It’s true, exports aren’t even that important anymore for China’s dwindling GDP growth. However, trade in general is still hugely important for the world’s second largest economy and the most recent numbers don’t look pretty.
Exports were down 5.5 percent in August compared to last year, but imports, down 13.8 percent, are more important.
Earlier this month, Korean trade statistics already pointed toward a marked slowdown of Chinese imports—Korean exports to China dropped 8.8 percent over the year.
Imports are a better gauge of the overall economic picture than exports. This is because China spends roughly half of its GDP on fixed asset investment (houses, airports, factories) whereas net-trade only represents 3 percent.
In order to build everything China builds, it needs to import vast quantities of raw materials from other countries.
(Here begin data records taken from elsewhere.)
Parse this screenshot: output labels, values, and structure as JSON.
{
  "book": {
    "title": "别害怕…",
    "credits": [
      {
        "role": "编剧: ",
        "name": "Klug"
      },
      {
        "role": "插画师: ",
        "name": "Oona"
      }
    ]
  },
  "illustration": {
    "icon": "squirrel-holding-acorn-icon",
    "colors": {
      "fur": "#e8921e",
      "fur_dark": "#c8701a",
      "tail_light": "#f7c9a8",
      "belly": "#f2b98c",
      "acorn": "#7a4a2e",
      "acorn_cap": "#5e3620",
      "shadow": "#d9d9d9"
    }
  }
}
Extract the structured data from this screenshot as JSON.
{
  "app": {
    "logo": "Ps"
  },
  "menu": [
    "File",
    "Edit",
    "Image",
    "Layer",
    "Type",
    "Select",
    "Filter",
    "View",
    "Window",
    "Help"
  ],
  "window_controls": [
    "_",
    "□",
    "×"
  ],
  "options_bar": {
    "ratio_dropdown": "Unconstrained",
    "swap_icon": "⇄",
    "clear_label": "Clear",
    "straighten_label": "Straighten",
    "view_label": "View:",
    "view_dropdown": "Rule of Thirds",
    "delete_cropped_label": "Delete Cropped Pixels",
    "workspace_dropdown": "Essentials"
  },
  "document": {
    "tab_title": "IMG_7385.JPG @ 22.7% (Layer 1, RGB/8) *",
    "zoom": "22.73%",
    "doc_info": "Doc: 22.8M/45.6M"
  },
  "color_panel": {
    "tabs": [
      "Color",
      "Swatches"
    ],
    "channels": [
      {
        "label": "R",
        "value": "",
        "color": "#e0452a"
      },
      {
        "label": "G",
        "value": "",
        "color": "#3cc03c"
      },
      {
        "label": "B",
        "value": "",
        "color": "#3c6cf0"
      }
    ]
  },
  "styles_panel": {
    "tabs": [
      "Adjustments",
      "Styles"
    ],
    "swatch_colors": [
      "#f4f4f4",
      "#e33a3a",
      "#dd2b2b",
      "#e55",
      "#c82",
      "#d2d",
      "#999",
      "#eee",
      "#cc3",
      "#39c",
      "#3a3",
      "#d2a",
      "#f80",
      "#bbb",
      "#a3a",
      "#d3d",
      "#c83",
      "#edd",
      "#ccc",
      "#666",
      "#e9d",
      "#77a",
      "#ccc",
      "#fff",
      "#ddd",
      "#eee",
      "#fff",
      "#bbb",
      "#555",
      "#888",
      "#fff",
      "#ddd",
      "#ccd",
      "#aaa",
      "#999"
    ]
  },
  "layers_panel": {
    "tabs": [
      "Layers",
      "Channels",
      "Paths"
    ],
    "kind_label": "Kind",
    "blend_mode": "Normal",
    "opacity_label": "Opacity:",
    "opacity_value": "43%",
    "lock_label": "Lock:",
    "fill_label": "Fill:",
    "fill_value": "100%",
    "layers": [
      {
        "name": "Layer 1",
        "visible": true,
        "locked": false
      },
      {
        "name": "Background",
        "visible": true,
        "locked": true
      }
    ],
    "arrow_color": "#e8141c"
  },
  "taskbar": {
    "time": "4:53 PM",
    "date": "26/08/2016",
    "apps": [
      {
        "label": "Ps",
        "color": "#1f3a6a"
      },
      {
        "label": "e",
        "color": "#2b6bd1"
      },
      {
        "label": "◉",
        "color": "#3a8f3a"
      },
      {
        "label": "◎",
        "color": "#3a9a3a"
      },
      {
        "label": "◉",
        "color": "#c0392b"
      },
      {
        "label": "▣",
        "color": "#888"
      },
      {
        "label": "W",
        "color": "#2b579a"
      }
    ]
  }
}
Out of the world’s total production, China consumes about 54 percent of Aluminum, 48 percent of copper, 45 percent of steel, 23 percent of gold, and 12 percent of oil.
So if imports are down 13.8 percent and exports are down 5.5 percent, it means that China’s trade balance is actually going up ($60 billion compared to $43 billion in July).
However, China is importing much less because it is using much less for its infrastructure projects, factories, and real estate, the key drivers of economic growth since 2008.
The fact the trade balance went up also doesn’t really help because total volume of exports also decreased, which is bad news for employment in that sector.
“There is a regional conflict between the mainly privately owned exporters, heavily concentrated in Guangdong and Fujian provinces, and the state sector in the north and center of China [importers],” writes Andrew Collier, managing director of Orient Capital Research who points out that these private companies are critical for holding employment stable.